Cultural heritage tourism, or heritage tourism, is a branch of tourism oriented towards the cultural heritage of the location where tourism is occurring. In Rhode Island, historic preservation generates an estimated $1.4 billion for our state’s economy annually. Approximately 9.8 heritage visitors come to the Ocean State, and their spending creates 19,000 direct jobs and supports another 7,000 indirect jobs.
“Without the Motion Picture Production Tax Credit HBO’s ‘The Gilded Age’ would not have chosen Newport as a production location,” said Trudy Coxe, CEO of The Preservation Society of Newport County. “As a result of the filming at our properties we have seen an increase in the public’s interest in Newport and in ticket sales to the Newport Mansions, further enabling the Preservation Society to continue our important work of preserving an important part of America’s architectural heritage.”
Filming of the first season of ‘The Gilded Age’ created 1,200 local jobs and involved purchasing and renting goods and services from approximately 500 Rhode Island vendors.
More than one million visitors come to the Newport Mansions each year, 82% of whom are from outside of Rhode Island and 68% of whom stay overnight. The price of tickets and memberships purchased through Newport Preservation goes directly to the preservation and restoration of the mansions and gardens. Additionally, the Preservation Society prioritizes using local contractors for its restoration projects: the recent Rosecliff restoration project awarded $7.4 million in contracts to vendors throughout the state.

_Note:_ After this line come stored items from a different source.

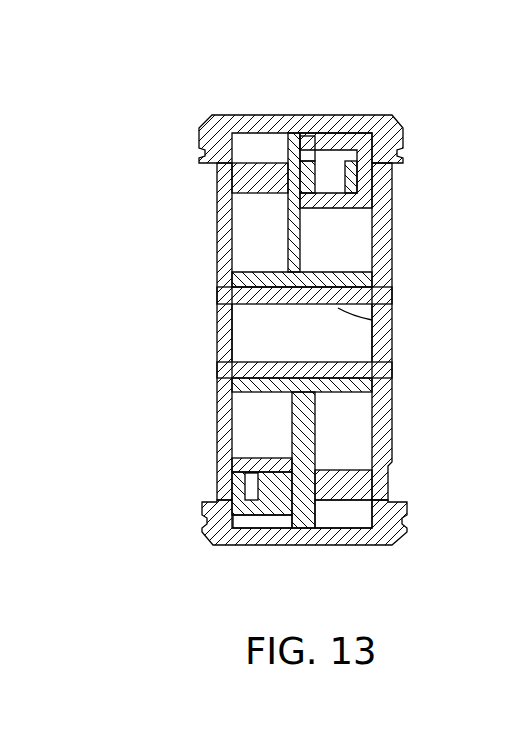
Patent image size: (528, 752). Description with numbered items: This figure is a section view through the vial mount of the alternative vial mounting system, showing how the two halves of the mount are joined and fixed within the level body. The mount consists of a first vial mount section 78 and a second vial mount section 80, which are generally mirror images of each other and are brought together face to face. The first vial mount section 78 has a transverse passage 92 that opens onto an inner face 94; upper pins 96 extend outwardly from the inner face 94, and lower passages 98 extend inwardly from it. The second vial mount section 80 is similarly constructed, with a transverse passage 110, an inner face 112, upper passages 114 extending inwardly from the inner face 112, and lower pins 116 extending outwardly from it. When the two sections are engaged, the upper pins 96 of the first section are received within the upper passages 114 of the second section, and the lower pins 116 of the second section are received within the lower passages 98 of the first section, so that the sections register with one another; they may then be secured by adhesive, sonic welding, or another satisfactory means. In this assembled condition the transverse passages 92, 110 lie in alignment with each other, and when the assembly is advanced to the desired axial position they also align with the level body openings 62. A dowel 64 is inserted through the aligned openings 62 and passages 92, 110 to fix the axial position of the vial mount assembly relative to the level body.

The level body openings 62 is at (388, 300).
The dowel 64 is at (392, 297).
The first vial mount section 78 is at (213, 383).
The second vial mount section 80 is at (392, 383).
The transverse passage 92 is at (233, 310).
The inner face 94 is at (217, 216).
The upper pins 96 is at (327, 152).
The lower passages 98 is at (245, 483).
The transverse passage 110 is at (393, 318).
The inner face 112 is at (392, 410).
The upper passages 114 is at (353, 191).
The lower pins 116 is at (257, 473).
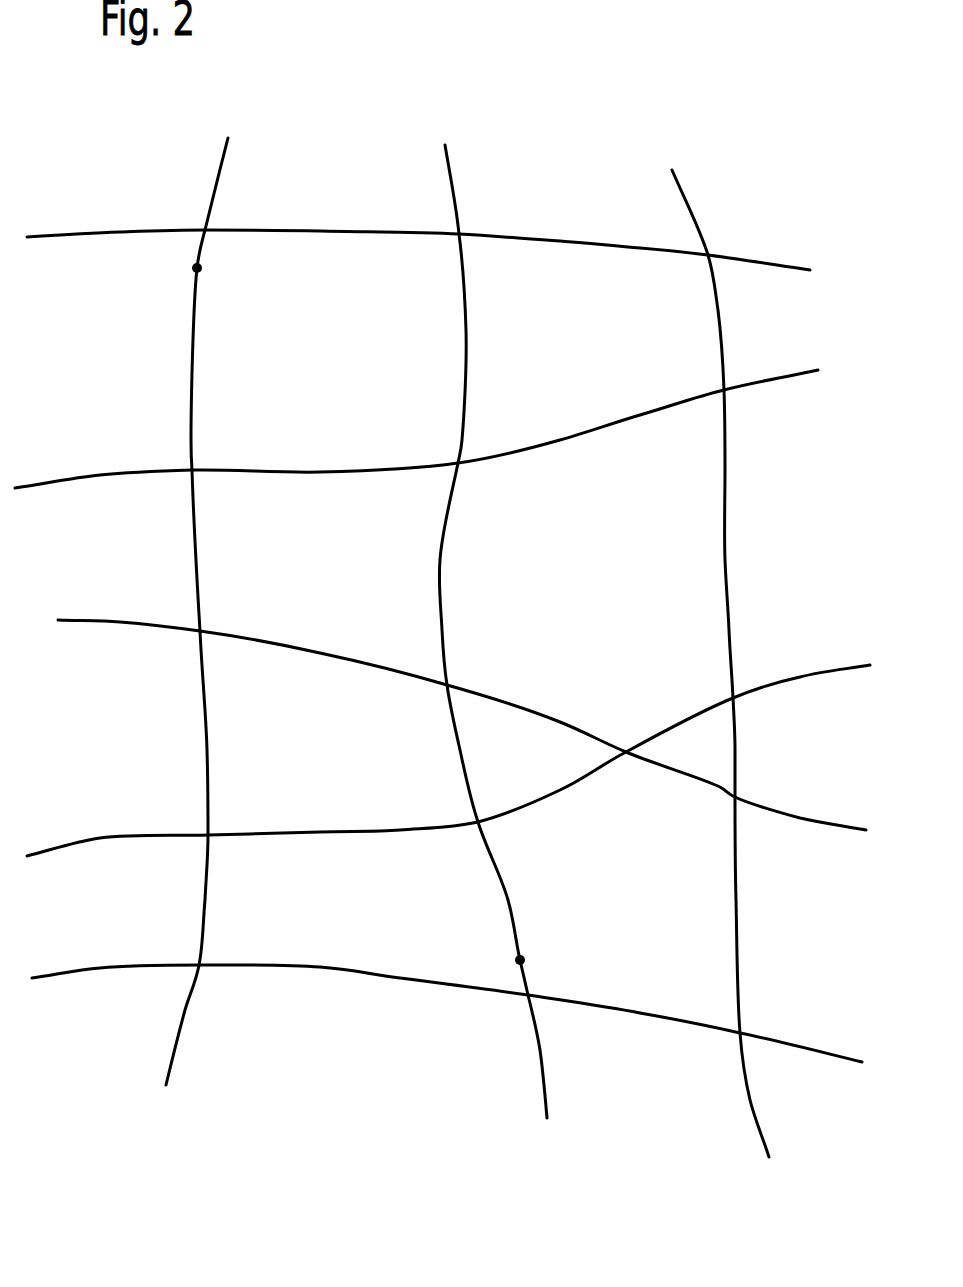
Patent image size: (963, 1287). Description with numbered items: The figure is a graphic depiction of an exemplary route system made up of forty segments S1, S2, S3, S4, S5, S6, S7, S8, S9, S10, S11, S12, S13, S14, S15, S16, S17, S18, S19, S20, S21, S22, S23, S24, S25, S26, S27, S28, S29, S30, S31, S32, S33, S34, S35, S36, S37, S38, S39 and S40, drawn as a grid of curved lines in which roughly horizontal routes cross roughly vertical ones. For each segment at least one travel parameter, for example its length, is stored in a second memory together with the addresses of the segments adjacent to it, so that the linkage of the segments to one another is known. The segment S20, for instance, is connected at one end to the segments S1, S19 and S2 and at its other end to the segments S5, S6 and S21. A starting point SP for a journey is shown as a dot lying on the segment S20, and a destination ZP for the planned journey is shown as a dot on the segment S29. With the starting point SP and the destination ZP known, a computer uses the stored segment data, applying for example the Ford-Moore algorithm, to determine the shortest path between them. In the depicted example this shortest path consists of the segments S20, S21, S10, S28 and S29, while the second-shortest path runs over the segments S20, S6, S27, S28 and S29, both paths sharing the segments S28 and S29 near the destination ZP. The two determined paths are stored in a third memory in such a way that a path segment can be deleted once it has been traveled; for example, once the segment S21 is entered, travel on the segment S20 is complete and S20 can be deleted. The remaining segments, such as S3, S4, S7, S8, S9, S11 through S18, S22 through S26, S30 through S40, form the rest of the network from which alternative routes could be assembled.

“It was a privilege to attend the presentation of the Champion Awards by Newport Preservation to the Speaker of the House and Senate President and to thank the entire legislature for their tremendous support of historic restoration and the motion picture tax incentive program, which positively impacts our economy, culture and tourism,” said Steven Feinberg, Executive Director of the Rhode Island Film and Television Office. “Every $1 of a tax credit returns $5.44 in economic activity to the State of RI. And, that’s just the actual production directly. That doesn’t include the additional tourism after the movie or series is released. Thank you and congratulations!”
In Rhode Island, the motion picture and television industry is directly responsible for more than 1,580 jobs, including more than $99 million in wages. Last year, MovieMaker Magazine named Providence one of the best places to live and work as a filmmaker in North America.